Des dizaines d’acheteurs d’une voiture méconnue sont privés de carte grise
Publié par Eplaque-2 min de lecture ⏳
Le 13/04/2026

Imaginez acheter une voiture neuve « made in France » et vous retrouver dans l’impossibilité de l’immatriculer. C’est le cauchemar que vivent actuellement les propriétaires d’une Forest Automobile, une petite marque artisanale de l’Aisne. Entre imbroglio administratif et normes antipollution dépassées, le blocage est total. A 20.000 € de perte par dossier bloqué, les propriétaires s’organisent pour tenter de trouver une solution.
Un constructeur ambitieux, mais rattrapé par les normes
La marque Forest Automobile, liquidée en mars 2025, commercialisait un modèle nommé « La Forest ». Ce véhicule atypique mixait le look d’une Citroën Méhari et d’une Jeep Wrangler. Cependant, sous sa carrosserie en résine, la mécanique datait d’une autre époque. En effet, elle utilisait des moteurs Peugeot-Citroën de la famille « TU ».

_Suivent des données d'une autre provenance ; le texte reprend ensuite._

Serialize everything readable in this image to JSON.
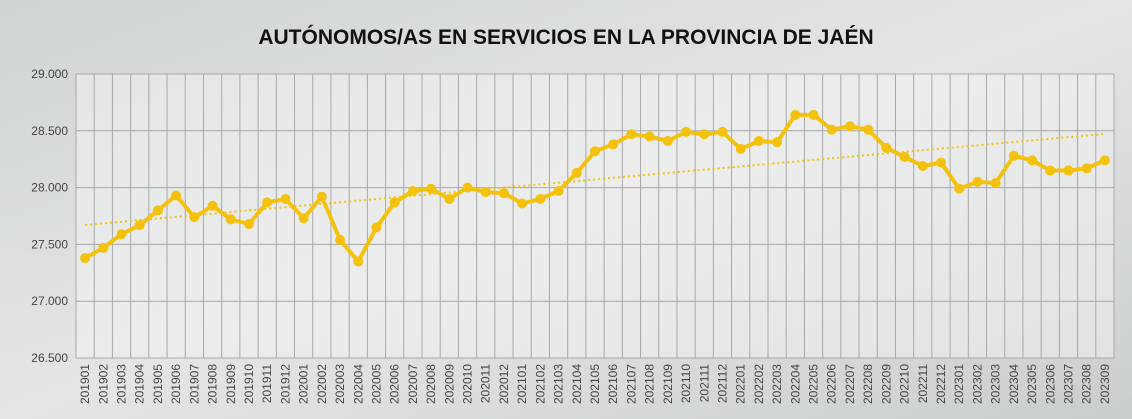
{
  "chart_data": {
    "type": "line",
    "title": "AUTÓNOMOS/AS EN SERVICIOS EN LA PROVINCIA DE JAÉN",
    "categories": [
      "201901",
      "201902",
      "201903",
      "201904",
      "201905",
      "201906",
      "201907",
      "201908",
      "201909",
      "201910",
      "201911",
      "201912",
      "202001",
      "202002",
      "202003",
      "202004",
      "202005",
      "202006",
      "202007",
      "202008",
      "202009",
      "202010",
      "202011",
      "202012",
      "202101",
      "202102",
      "202103",
      "202104",
      "202105",
      "202106",
      "202107",
      "202108",
      "202109",
      "202110",
      "202111",
      "202112",
      "202201",
      "202202",
      "202203",
      "202204",
      "202205",
      "202206",
      "202207",
      "202208",
      "202209",
      "202210",
      "202211",
      "202212",
      "202301",
      "202302",
      "202303",
      "202304",
      "202305",
      "202306",
      "202307",
      "202308",
      "202309"
    ],
    "series": [
      {
        "color": "#f4c20d",
        "values": [
          27380,
          27470,
          27590,
          27670,
          27800,
          27930,
          27740,
          27840,
          27720,
          27680,
          27870,
          27900,
          27730,
          27920,
          27540,
          27350,
          27650,
          27870,
          27970,
          27990,
          27900,
          28000,
          27960,
          27950,
          27860,
          27900,
          27970,
          28130,
          28320,
          28380,
          28470,
          28450,
          28410,
          28490,
          28470,
          28490,
          28340,
          28410,
          28400,
          28640,
          28640,
          28510,
          28540,
          28510,
          28350,
          28270,
          28190,
          28220,
          27990,
          28050,
          28040,
          28280,
          28240,
          28150,
          28150,
          28170,
          28240
        ]
      }
    ],
    "trendline": true,
    "ylim": [
      26500,
      29000
    ],
    "yticks": [
      {
        "value": 26500,
        "label": "26.500"
      },
      {
        "value": 27000,
        "label": "27.000"
      },
      {
        "value": 27500,
        "label": "27.500"
      },
      {
        "value": 28000,
        "label": "28.000"
      },
      {
        "value": 28500,
        "label": "28.500"
      },
      {
        "value": 29000,
        "label": "29.000"
      }
    ],
    "grid": true
  }
}
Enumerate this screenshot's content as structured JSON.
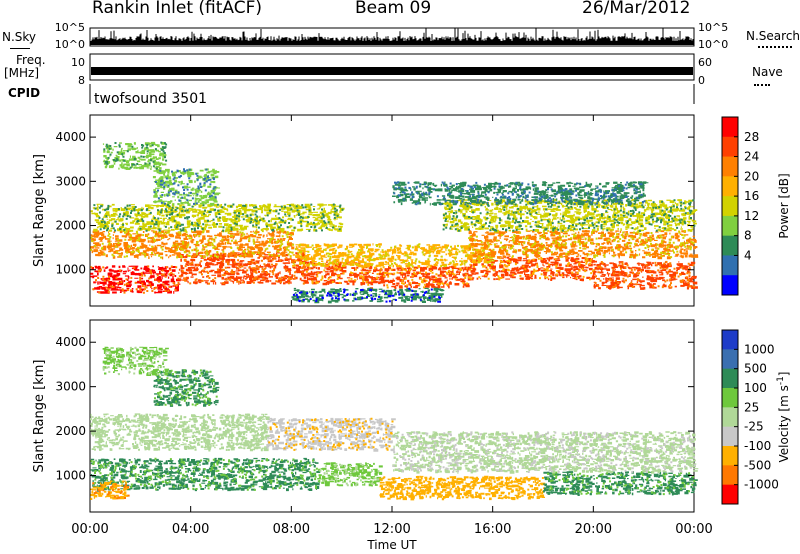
{
  "header": {
    "title": "Rankin Inlet (fitACF)",
    "beam": "Beam 09",
    "date": "26/Mar/2012"
  },
  "status_panels": {
    "nsky_label": "N.Sky",
    "nsky_ticks": [
      "10^5",
      "10^0"
    ],
    "nsearch_label": "N.Search",
    "nsearch_ticks": [
      "10^5",
      "10^0"
    ],
    "freq_label": "Freq.",
    "freq_unit": "[MHz]",
    "freq_ticks": [
      "10",
      "8"
    ],
    "nave_label": "Nave",
    "nave_ticks": [
      "60",
      "0"
    ],
    "cpid_label": "CPID",
    "cpid_value": "twofsound 3501"
  },
  "chart_data": [
    {
      "type": "heatmap",
      "name": "power",
      "xlabel": "Time UT",
      "ylabel": "Slant Range [km]",
      "xlim": [
        0,
        24
      ],
      "ylim": [
        180,
        4500
      ],
      "xticks": [
        "00:00",
        "04:00",
        "08:00",
        "12:00",
        "16:00",
        "20:00",
        "00:00"
      ],
      "yticks": [
        1000,
        2000,
        3000,
        4000
      ],
      "colorbar": {
        "label": "Power [dB]",
        "ticks": [
          "28",
          "24",
          "20",
          "16",
          "12",
          "8",
          "4"
        ],
        "colors": [
          "#ff0000",
          "#ff4000",
          "#ff8000",
          "#ffb000",
          "#d2d200",
          "#80d040",
          "#2e8b57",
          "#3070b0",
          "#0000ff"
        ]
      },
      "regions": [
        {
          "t0": 0.0,
          "t1": 3.5,
          "r0": 500,
          "r1": 1100,
          "value": 29
        },
        {
          "t0": 3.5,
          "t1": 8.5,
          "r0": 700,
          "r1": 1400,
          "value": 27
        },
        {
          "t0": 8.5,
          "t1": 11.0,
          "r0": 700,
          "r1": 1200,
          "value": 26
        },
        {
          "t0": 11.0,
          "t1": 15.0,
          "r0": 600,
          "r1": 1100,
          "value": 26
        },
        {
          "t0": 15.0,
          "t1": 20.0,
          "r0": 800,
          "r1": 1300,
          "value": 25
        },
        {
          "t0": 20.0,
          "t1": 24.0,
          "r0": 600,
          "r1": 1200,
          "value": 27
        },
        {
          "t0": 0.0,
          "t1": 8.0,
          "r0": 1300,
          "r1": 1900,
          "value": 21
        },
        {
          "t0": 8.0,
          "t1": 16.0,
          "r0": 1100,
          "r1": 1600,
          "value": 19
        },
        {
          "t0": 15.0,
          "t1": 24.0,
          "r0": 1300,
          "r1": 1900,
          "value": 21
        },
        {
          "t0": 0.0,
          "t1": 10.0,
          "r0": 1900,
          "r1": 2500,
          "value": 14
        },
        {
          "t0": 14.0,
          "t1": 24.0,
          "r0": 1900,
          "r1": 2600,
          "value": 13
        },
        {
          "t0": 2.5,
          "t1": 5.0,
          "r0": 2500,
          "r1": 3300,
          "value": 10
        },
        {
          "t0": 12.0,
          "t1": 22.0,
          "r0": 2500,
          "r1": 3000,
          "value": 8
        },
        {
          "t0": 0.5,
          "t1": 3.0,
          "r0": 3300,
          "r1": 3900,
          "value": 12
        },
        {
          "t0": 8.0,
          "t1": 14.0,
          "r0": 300,
          "r1": 600,
          "value": 6
        }
      ]
    },
    {
      "type": "heatmap",
      "name": "velocity",
      "xlabel": "Time UT",
      "ylabel": "Slant Range [km]",
      "xlim": [
        0,
        24
      ],
      "ylim": [
        180,
        4500
      ],
      "xticks": [
        "00:00",
        "04:00",
        "08:00",
        "12:00",
        "16:00",
        "20:00",
        "00:00"
      ],
      "yticks": [
        1000,
        2000,
        3000,
        4000
      ],
      "colorbar": {
        "label": "Velocity [m s^-1]",
        "unit_base": "Velocity [m s",
        "unit_exp": "-1",
        "unit_close": "]",
        "ticks": [
          "1000",
          "500",
          "100",
          "25",
          "-25",
          "-100",
          "-500",
          "-1000"
        ],
        "colors": [
          "#1e3cc8",
          "#3a6fb0",
          "#2e8b57",
          "#6ec83c",
          "#b0d898",
          "#c8c8c8",
          "#ffb000",
          "#ff7800",
          "#ff0000"
        ]
      },
      "regions": [
        {
          "t0": 0.0,
          "t1": 9.0,
          "r0": 700,
          "r1": 1400,
          "value": 120
        },
        {
          "t0": 9.0,
          "t1": 11.5,
          "r0": 800,
          "r1": 1300,
          "value": 40
        },
        {
          "t0": 11.5,
          "t1": 18.0,
          "r0": 500,
          "r1": 1000,
          "value": -140
        },
        {
          "t0": 18.0,
          "t1": 24.0,
          "r0": 600,
          "r1": 1100,
          "value": 110
        },
        {
          "t0": 0.0,
          "t1": 7.0,
          "r0": 1600,
          "r1": 2400,
          "value": 0
        },
        {
          "t0": 12.0,
          "t1": 24.0,
          "r0": 1100,
          "r1": 2000,
          "value": -10
        },
        {
          "t0": 7.0,
          "t1": 12.0,
          "r0": 1600,
          "r1": 2300,
          "value": -60
        },
        {
          "t0": 2.5,
          "t1": 5.0,
          "r0": 2600,
          "r1": 3400,
          "value": 150
        },
        {
          "t0": 0.0,
          "t1": 1.5,
          "r0": 500,
          "r1": 900,
          "value": -200
        },
        {
          "t0": 0.5,
          "t1": 3.0,
          "r0": 3300,
          "r1": 3900,
          "value": 60
        }
      ]
    }
  ]
}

Le problème majeur réside dans leurs émissions. Ces moteurs répondent uniquement à la norme Euro 3. Or, cette norme n’est plus acceptée pour l’immatriculation de véhicules neufs depuis le… 1er janvier 2006. Depuis cette date, les exigences environnementales ont grandement évolué. Aujourd’hui, un véhicule neuf doit respecter des critères bien plus stricts. Vous pouvez d’ailleurs vérifier la norme Euro indiquée sur la carte grise de votre véhicule actuel pour comparer.
L’administration française pointée du doigt
Ce dossier prend une tournure judiciaire car l’État est accusé d’incompétence. De fait, les CERT de France Titres ont validé et délivré 23 certificats d’immatriculation entre 2022 et 2024 pour ces véhicules. Ce précédent a rassuré les nouveaux acheteurs, qui pensaient acquérir un véhicule parfaitement immatriculable.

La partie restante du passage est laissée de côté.